What a variety of fish. Were you actually targeting the blackfin?


----------



## cobe killer (Apr 13, 2008)

awesome!! again delynn. i wish i had a boat so that you would take me out on it for some of them hugh scamp!!!good job!


----------



## D35 (Jun 29, 2011)

Great job Delynn!


----------



## submariner (Oct 2, 2007)

nice mess of fish way to get a mixed bag


----------



## coolbluestreak (Jun 27, 2011)

Wow, what a haul!:thumbsup:


----------



## Captain Mickey O'Reilly (Dec 18, 2008)

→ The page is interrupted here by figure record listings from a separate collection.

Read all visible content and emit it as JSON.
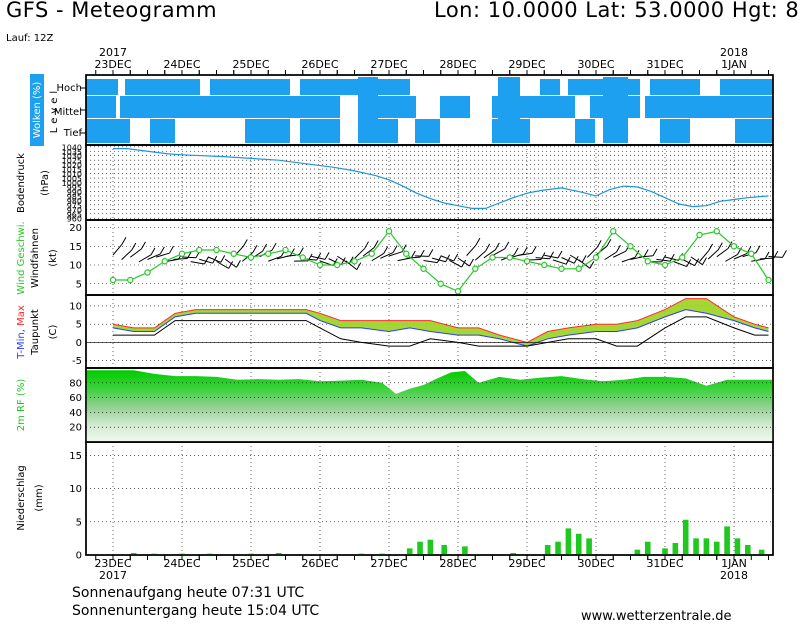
{
  "header": {
    "title": "GFS - Meteogramm",
    "location": "Lon: 10.0000  Lat: 53.0000  Hgt: 8",
    "run": "Lauf: 12Z"
  },
  "footer": {
    "sunrise": "Sonnenaufgang heute 07:31 UTC",
    "sunset": "Sonnenuntergang heute 15:04 UTC",
    "site": "www.wetterzentrale.de"
  },
  "timeline": {
    "days": [
      "23DEC",
      "24DEC",
      "25DEC",
      "26DEC",
      "27DEC",
      "28DEC",
      "29DEC",
      "30DEC",
      "31DEC",
      "1JAN"
    ],
    "years": [
      {
        "label": "2017",
        "day": 0
      },
      {
        "label": "2018",
        "day": 9
      }
    ]
  },
  "colors": {
    "cloud": "#1ea0f0",
    "pressure": "#1e96dc",
    "wind": "#28c828",
    "tmin": "#2a3cff",
    "tmax": "#ff2a2a",
    "precip": "#1ec81e"
  },
  "chart_data": [
    {
      "type": "heatmap",
      "ylabel": "Wolken (%)",
      "ylabel2": "Level",
      "levels": [
        "Hoch",
        "Mittel",
        "Tief"
      ]
    },
    {
      "type": "line",
      "ylabel": "Bodendruck",
      "yunit": "(hPa)",
      "yticks": [
        960,
        965,
        970,
        975,
        980,
        985,
        990,
        995,
        1000,
        1005,
        1010,
        1015,
        1020,
        1025,
        1030,
        1035,
        1040
      ],
      "ylim": [
        958,
        1042
      ],
      "series": [
        {
          "x": [
            0,
            0.2,
            0.4,
            0.6,
            0.8,
            1.0,
            1.3,
            1.6,
            2.0,
            2.4,
            2.8,
            3.2,
            3.5,
            3.8,
            4.0,
            4.2,
            4.4,
            4.6,
            4.8,
            5.0,
            5.2,
            5.4,
            5.6,
            5.8,
            6.0,
            6.2,
            6.5,
            6.8,
            7.0,
            7.2,
            7.4,
            7.6,
            7.8,
            8.0,
            8.2,
            8.4,
            8.6,
            8.8,
            9.0,
            9.2,
            9.5
          ],
          "y": [
            1038,
            1038,
            1036,
            1034,
            1032,
            1031,
            1030,
            1029,
            1027,
            1025,
            1021,
            1017,
            1013,
            1008,
            1003,
            996,
            988,
            982,
            977,
            974,
            971,
            971,
            977,
            983,
            988,
            991,
            994,
            989,
            985,
            992,
            996,
            995,
            990,
            983,
            976,
            973,
            974,
            979,
            981,
            983,
            985
          ]
        }
      ]
    },
    {
      "type": "line",
      "ylabel": "Wind Geschwi.",
      "ylabel2": "Windfahnen",
      "yunit": "(kt)",
      "yticks": [
        5,
        10,
        15,
        20
      ],
      "ylim": [
        2,
        22
      ],
      "series": [
        {
          "name": "Wind Geschwi.",
          "x": [
            0,
            0.25,
            0.5,
            0.75,
            1.0,
            1.25,
            1.5,
            1.75,
            2.0,
            2.25,
            2.5,
            2.75,
            3.0,
            3.25,
            3.5,
            3.75,
            4.0,
            4.25,
            4.5,
            4.75,
            5.0,
            5.25,
            5.5,
            5.75,
            6.0,
            6.25,
            6.5,
            6.75,
            7.0,
            7.25,
            7.5,
            7.75,
            8.0,
            8.25,
            8.5,
            8.75,
            9.0,
            9.25,
            9.5
          ],
          "y": [
            6,
            6,
            8,
            11,
            13,
            14,
            14,
            13,
            12,
            13,
            14,
            12,
            10,
            10,
            11,
            13,
            19,
            13,
            9,
            5,
            3,
            9,
            12,
            12,
            11,
            10,
            9,
            9,
            12,
            19,
            15,
            11,
            10,
            12,
            18,
            19,
            15,
            13,
            6
          ]
        }
      ]
    },
    {
      "type": "area",
      "ylabel": "T-Min, Max",
      "ylabel2": "Taupunkt",
      "yunit": "(C)",
      "yticks": [
        -5,
        0,
        5,
        10
      ],
      "ylim": [
        -7,
        13
      ],
      "series": [
        {
          "name": "T-Min",
          "x": [
            0,
            0.3,
            0.6,
            0.9,
            1.2,
            1.6,
            2.0,
            2.4,
            2.8,
            3.0,
            3.3,
            3.6,
            4.0,
            4.3,
            4.6,
            5.0,
            5.3,
            5.6,
            6.0,
            6.3,
            6.6,
            7.0,
            7.3,
            7.6,
            8.0,
            8.3,
            8.6,
            9.0,
            9.3,
            9.5
          ],
          "y": [
            4,
            3,
            3,
            7,
            8,
            8,
            8,
            8,
            8,
            6,
            4,
            4,
            3,
            4,
            3,
            2,
            2,
            1,
            -1,
            1,
            2,
            3,
            3,
            4,
            7,
            9,
            8,
            6,
            4,
            3
          ]
        },
        {
          "name": "T-Max",
          "x": [
            0,
            0.3,
            0.6,
            0.9,
            1.2,
            1.6,
            2.0,
            2.4,
            2.8,
            3.0,
            3.3,
            3.6,
            4.0,
            4.3,
            4.6,
            5.0,
            5.3,
            5.6,
            6.0,
            6.3,
            6.6,
            7.0,
            7.3,
            7.6,
            8.0,
            8.3,
            8.6,
            9.0,
            9.3,
            9.5
          ],
          "y": [
            5,
            4,
            4,
            8,
            9,
            9,
            9,
            9,
            9,
            8,
            6,
            6,
            6,
            6,
            6,
            4,
            4,
            2,
            0,
            3,
            4,
            5,
            5,
            6,
            9,
            12,
            12,
            7,
            5,
            4
          ]
        },
        {
          "name": "Taupunkt",
          "x": [
            0,
            0.3,
            0.6,
            0.9,
            1.2,
            1.6,
            2.0,
            2.4,
            2.8,
            3.0,
            3.3,
            3.6,
            4.0,
            4.3,
            4.6,
            5.0,
            5.3,
            5.6,
            6.0,
            6.3,
            6.6,
            7.0,
            7.3,
            7.6,
            8.0,
            8.3,
            8.6,
            9.0,
            9.3,
            9.5
          ],
          "y": [
            2,
            2,
            2,
            6,
            6,
            6,
            6,
            6,
            6,
            4,
            1,
            0,
            -1,
            -1,
            1,
            0,
            -1,
            -1,
            -1,
            0,
            1,
            1,
            -1,
            -1,
            4,
            7,
            7,
            4,
            2,
            2
          ]
        }
      ]
    },
    {
      "type": "area",
      "ylabel": "2m RF (%)",
      "yticks": [
        20,
        40,
        60,
        80
      ],
      "ylim": [
        0,
        100
      ],
      "series": [
        {
          "name": "2m RF",
          "x": [
            0,
            0.3,
            0.6,
            0.9,
            1.2,
            1.5,
            1.8,
            2.1,
            2.4,
            2.7,
            3.0,
            3.3,
            3.6,
            3.9,
            4.1,
            4.3,
            4.5,
            4.7,
            4.9,
            5.1,
            5.3,
            5.6,
            5.9,
            6.2,
            6.5,
            6.8,
            7.1,
            7.4,
            7.7,
            8.0,
            8.3,
            8.6,
            8.9,
            9.2,
            9.5
          ],
          "y": [
            97,
            97,
            92,
            89,
            89,
            88,
            84,
            85,
            84,
            85,
            82,
            83,
            84,
            80,
            65,
            72,
            77,
            86,
            94,
            96,
            80,
            88,
            84,
            87,
            89,
            85,
            82,
            84,
            88,
            88,
            86,
            76,
            84,
            84,
            84
          ]
        }
      ]
    },
    {
      "type": "bar",
      "ylabel": "Niederschlag",
      "yunit": "(mm)",
      "yticks": [
        0,
        5,
        10,
        15
      ],
      "ylim": [
        0,
        17
      ],
      "x": [
        0.3,
        0.6,
        1.0,
        1.4,
        2.0,
        2.4,
        3.6,
        3.9,
        4.3,
        4.45,
        4.6,
        4.8,
        5.1,
        5.8,
        6.3,
        6.45,
        6.6,
        6.75,
        6.9,
        7.6,
        7.75,
        8.0,
        8.15,
        8.3,
        8.45,
        8.6,
        8.75,
        8.9,
        9.05,
        9.2,
        9.4
      ],
      "values": [
        0.3,
        0.2,
        0.2,
        0.2,
        0.2,
        0.3,
        0.2,
        0.2,
        1.0,
        2.0,
        2.3,
        1.5,
        1.3,
        0.3,
        1.5,
        2.0,
        4.0,
        3.2,
        2.5,
        0.8,
        2.0,
        1.0,
        1.8,
        5.3,
        2.5,
        2.5,
        2.0,
        4.3,
        2.5,
        1.5,
        0.8
      ]
    }
  ]
}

Awesome job Captain! Way to keep em on the fish!


----------



## Capt. Delynn (Oct 4, 2007)

Thanks everyone for the comments. I am blessed to fish with some great people that make me look good. All I do is drive, they catch them. No we did not target the blackfin. They just eat baits on our bottom rods. I guess they like it down deep sometimes too. Many times they hit it on the way down. The most be fast, cause I use big sinkers. We catch most of the kings that way also. Loose a few hooks to them too.


----------



## Capt. Mickey Locke (Oct 4, 2007)

Awesome box of fish Delynn!


----------